Example of attribute grammar that is NOT l-ORD but non-circular

I am wondering if there exists an example attribute grammar that is non-circular but not l-ordered (l-ORD) as well.

The reason I am asking this is one can find an attribute grammar that is circular, then it will obviously not be an l-ORD. But I am wondering if there even exists a non-circular AG that is also not l-ORD.

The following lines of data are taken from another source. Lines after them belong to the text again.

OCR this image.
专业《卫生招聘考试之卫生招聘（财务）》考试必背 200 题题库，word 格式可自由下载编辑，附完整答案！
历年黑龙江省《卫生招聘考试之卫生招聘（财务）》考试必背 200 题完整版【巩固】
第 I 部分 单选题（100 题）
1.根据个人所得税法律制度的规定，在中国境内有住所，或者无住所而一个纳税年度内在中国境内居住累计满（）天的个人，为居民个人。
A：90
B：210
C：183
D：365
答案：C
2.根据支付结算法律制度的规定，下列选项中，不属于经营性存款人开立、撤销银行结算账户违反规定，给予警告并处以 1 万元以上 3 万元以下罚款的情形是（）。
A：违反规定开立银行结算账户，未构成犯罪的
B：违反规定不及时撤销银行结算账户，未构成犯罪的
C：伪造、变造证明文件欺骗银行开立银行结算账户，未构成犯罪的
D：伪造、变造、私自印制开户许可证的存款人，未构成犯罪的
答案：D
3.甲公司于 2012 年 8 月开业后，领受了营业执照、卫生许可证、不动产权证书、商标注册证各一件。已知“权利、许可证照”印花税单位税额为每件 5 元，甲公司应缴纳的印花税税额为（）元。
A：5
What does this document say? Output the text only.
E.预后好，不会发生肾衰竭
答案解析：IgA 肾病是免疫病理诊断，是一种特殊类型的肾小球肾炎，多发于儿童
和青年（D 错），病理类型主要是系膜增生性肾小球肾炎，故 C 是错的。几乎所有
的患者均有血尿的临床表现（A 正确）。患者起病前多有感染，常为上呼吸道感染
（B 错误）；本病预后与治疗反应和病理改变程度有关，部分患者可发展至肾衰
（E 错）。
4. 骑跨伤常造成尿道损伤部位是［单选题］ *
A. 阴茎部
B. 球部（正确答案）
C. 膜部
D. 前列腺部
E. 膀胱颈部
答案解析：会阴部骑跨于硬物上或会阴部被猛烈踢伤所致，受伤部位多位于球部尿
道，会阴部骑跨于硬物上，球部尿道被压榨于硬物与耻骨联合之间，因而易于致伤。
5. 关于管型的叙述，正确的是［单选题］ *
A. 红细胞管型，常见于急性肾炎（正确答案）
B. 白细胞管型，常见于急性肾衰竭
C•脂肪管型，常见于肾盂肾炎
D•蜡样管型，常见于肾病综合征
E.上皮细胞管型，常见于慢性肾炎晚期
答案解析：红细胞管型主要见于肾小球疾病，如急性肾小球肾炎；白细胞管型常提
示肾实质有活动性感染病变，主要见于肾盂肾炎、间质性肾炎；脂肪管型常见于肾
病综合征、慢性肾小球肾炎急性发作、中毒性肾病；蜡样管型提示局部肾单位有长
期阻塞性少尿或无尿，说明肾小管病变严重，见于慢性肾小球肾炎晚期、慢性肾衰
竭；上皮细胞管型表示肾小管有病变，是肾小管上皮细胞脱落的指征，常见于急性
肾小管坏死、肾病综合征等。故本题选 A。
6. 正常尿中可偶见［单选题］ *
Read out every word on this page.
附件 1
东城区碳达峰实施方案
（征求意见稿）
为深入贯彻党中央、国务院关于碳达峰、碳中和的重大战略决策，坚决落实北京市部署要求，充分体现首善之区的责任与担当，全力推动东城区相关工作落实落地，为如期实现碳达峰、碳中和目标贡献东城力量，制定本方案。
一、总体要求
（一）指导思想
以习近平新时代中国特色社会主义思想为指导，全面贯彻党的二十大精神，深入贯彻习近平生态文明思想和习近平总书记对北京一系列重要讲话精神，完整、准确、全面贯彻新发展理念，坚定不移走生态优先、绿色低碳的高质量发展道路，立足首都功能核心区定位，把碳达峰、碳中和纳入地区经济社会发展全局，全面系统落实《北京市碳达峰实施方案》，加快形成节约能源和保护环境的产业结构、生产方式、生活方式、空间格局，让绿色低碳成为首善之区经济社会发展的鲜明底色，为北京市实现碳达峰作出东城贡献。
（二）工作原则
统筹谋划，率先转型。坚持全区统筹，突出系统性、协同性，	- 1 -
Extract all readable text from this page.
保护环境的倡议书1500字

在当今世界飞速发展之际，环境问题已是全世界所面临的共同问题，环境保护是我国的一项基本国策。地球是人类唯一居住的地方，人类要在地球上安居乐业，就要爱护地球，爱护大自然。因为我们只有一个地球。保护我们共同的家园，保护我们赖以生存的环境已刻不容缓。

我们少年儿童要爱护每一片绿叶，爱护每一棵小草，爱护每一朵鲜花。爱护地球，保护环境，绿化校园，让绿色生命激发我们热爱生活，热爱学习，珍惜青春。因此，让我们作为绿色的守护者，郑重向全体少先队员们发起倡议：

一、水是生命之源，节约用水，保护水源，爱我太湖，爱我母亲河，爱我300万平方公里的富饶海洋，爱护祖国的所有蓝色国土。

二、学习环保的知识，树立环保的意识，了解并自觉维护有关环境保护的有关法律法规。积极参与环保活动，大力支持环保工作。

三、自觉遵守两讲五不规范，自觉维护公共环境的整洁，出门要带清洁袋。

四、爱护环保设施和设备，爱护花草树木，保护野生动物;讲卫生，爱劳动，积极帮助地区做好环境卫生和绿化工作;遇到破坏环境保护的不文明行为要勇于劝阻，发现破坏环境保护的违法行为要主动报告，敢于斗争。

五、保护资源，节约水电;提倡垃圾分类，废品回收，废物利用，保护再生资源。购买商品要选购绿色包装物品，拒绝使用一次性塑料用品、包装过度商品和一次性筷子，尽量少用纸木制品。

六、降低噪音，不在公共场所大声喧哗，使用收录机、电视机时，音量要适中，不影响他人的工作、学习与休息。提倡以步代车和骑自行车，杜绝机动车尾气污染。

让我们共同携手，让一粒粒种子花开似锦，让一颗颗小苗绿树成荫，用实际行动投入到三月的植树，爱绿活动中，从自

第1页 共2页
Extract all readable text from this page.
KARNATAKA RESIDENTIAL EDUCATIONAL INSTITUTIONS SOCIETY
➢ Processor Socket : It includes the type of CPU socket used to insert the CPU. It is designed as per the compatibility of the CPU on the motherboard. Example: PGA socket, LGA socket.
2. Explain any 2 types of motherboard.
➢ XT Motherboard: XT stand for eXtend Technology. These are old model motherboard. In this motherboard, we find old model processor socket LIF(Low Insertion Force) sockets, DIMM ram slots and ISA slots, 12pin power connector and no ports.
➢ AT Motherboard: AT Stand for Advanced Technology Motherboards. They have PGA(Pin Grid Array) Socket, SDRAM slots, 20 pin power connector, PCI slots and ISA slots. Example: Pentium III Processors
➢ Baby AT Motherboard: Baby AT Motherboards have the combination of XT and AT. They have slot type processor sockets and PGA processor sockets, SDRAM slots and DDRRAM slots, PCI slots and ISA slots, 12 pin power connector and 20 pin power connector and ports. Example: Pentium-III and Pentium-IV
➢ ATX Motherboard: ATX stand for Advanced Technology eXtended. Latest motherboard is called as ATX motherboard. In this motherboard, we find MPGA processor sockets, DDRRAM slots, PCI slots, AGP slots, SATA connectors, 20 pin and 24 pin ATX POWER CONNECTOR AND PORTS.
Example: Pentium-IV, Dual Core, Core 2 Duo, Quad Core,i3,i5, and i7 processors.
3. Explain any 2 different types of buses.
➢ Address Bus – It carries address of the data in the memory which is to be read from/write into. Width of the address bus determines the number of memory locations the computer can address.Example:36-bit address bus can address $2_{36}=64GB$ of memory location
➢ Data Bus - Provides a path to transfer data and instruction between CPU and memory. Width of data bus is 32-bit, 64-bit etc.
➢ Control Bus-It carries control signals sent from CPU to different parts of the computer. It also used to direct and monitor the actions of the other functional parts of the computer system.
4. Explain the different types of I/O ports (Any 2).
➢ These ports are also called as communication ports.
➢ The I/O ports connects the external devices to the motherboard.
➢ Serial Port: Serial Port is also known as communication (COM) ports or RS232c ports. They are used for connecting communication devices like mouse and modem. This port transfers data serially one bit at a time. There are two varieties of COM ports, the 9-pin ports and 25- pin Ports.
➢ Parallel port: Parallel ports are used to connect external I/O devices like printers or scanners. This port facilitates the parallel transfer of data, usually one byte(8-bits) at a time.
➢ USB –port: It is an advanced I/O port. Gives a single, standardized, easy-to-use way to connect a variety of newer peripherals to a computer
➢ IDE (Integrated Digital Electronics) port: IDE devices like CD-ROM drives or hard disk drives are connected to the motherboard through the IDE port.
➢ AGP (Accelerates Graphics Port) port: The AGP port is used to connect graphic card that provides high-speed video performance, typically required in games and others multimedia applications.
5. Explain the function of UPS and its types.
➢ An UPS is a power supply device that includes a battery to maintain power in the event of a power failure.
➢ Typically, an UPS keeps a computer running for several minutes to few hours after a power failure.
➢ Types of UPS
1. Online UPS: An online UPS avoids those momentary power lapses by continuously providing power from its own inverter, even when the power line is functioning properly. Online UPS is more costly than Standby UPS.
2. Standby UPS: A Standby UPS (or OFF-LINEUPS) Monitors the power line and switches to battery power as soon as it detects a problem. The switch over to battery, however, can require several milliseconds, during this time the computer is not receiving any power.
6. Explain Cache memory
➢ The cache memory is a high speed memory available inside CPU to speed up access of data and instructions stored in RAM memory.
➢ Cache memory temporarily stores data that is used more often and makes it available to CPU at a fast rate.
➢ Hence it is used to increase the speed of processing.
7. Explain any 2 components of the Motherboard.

• You mean $l$-ordered, right? I and l are painfully ambiguous.
– rici
Sep 14 at 20:19
• There are non-circular AGs which are not strongly non-circular. Any of those would work. My memory is that a strongly non-circular AG might not be $l$-ordered but can be transformed into an essentially equivalent $l$-ordered AG. It's been a while, though, so I might be wrong.
– rici
Sep 14 at 20:26
• Do you have an example? I really appreciate it. Thank you Sep 14 at 20:40
• I didn't have an example but site search found this for me: cs.stackexchange.com/a/90947/4416
– rici
Sep 15 at 2:01

2 Answers

You could take an L-Ord Attribute Grammar, replace all inherit attributes by synthetic attributes and all synthetic attributes by inherit ones and reverse all assignments... then you have a grammar that isn't L-Ord and still non-circular. I would call that R-Ord, because you have reversed all arrows and can traverse it right-to-left instead of left-to-right.

The Grammar in my answer to Full circularity vs strong circularity for attribute grammars (that you had already found) is also not L-Ord, because L-Ord Attribute Grammars are strongly-non-circular. Since said grammar isn't strongly-non-circular, it's not L-Ord. (And it's also not circular).